Organizations use data warehouses and data lakes to store, manage and analyze data. Data warehouses have a long history as an enterprise technology used to store structured data, cleaned up and organized for specific business purposes, and serve it to reporting or BI tools. Data lake is a newer technology, made popular by Hadoop and its open source ecosystem. A data lake enables storing both structured and unstructured data in its original form, and processing later when analysis is needed.
In this page we’ll define these strategies, explain the differences between data lake and data warehouse, and show that “data warehouse vs. data lake” is no longer the question. The two technologies go hand in hand, especially as many move to cloud-native data infrastructure.
What is a data lake?
A data lake is a highly scalable storage system that holds structured and unstructured data in its original form and format. A data lake does not require planning or prior knowledge of the data analysis needed - it assumes that analysis will happen later, on-demand.
What is a data warehouse?
Data warehouse solutions are designed to hold summarized data from many applications and data sources, usually organized by business function. Typical data sources are Online Transaction Processing (OLTP) databases that store transaction data, customer relationship management (CRM), and Enterprise Resources Planning (ERP).
Traditional data warehouses use a process called Extract Transform Load (ETL).

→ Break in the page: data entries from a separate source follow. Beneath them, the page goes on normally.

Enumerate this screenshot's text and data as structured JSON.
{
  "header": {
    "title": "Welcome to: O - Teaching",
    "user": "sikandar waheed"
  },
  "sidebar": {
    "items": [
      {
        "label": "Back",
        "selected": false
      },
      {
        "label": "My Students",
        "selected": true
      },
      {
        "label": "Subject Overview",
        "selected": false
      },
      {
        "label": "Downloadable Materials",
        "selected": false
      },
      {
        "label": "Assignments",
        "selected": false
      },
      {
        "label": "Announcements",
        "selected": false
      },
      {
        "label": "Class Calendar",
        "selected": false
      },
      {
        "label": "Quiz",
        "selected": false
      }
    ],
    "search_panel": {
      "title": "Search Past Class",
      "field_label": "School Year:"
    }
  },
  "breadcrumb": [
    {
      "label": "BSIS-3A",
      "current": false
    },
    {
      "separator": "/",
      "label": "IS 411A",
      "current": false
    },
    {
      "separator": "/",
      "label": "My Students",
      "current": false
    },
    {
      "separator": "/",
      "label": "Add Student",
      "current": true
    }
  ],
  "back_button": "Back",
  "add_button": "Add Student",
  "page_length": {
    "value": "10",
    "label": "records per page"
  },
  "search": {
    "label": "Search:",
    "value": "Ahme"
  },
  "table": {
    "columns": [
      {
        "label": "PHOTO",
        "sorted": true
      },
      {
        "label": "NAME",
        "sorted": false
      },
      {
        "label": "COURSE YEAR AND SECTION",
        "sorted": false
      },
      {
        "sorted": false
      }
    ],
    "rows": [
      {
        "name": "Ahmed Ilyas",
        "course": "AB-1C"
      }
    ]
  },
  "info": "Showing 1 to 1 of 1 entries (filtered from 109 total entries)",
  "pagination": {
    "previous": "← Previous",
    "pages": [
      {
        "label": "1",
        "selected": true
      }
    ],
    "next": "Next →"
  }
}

Data is meticulously mapped from the original data sources to tables in the data warehouse, and undergoes transformations to achieve a structured format, to enable reporting and BI analysis.
There are several types of data warehouses, including Enterprise Data Warehouse (EDW) which provides decision support for an entire organization, an Operational Data Store (ODS), used for routine activities like transaction recording or employee data reporting, and Data Marts, smaller data warehouses for specific business functions.
Key differences: data warehouse vs. data lake
The following table summarizes the differences between a data warehouse and data lake:
Data warehouses store structured organizational data such as financial transactions, CRM and ERP data. Other data sources such as social media, web server logs, and sensor data, not to mention documents and rich media, are not stored because they are more difficult to model, and their sheer volume make them expensive and difficult to manage. These types of data are considered more appropriate for a data lake.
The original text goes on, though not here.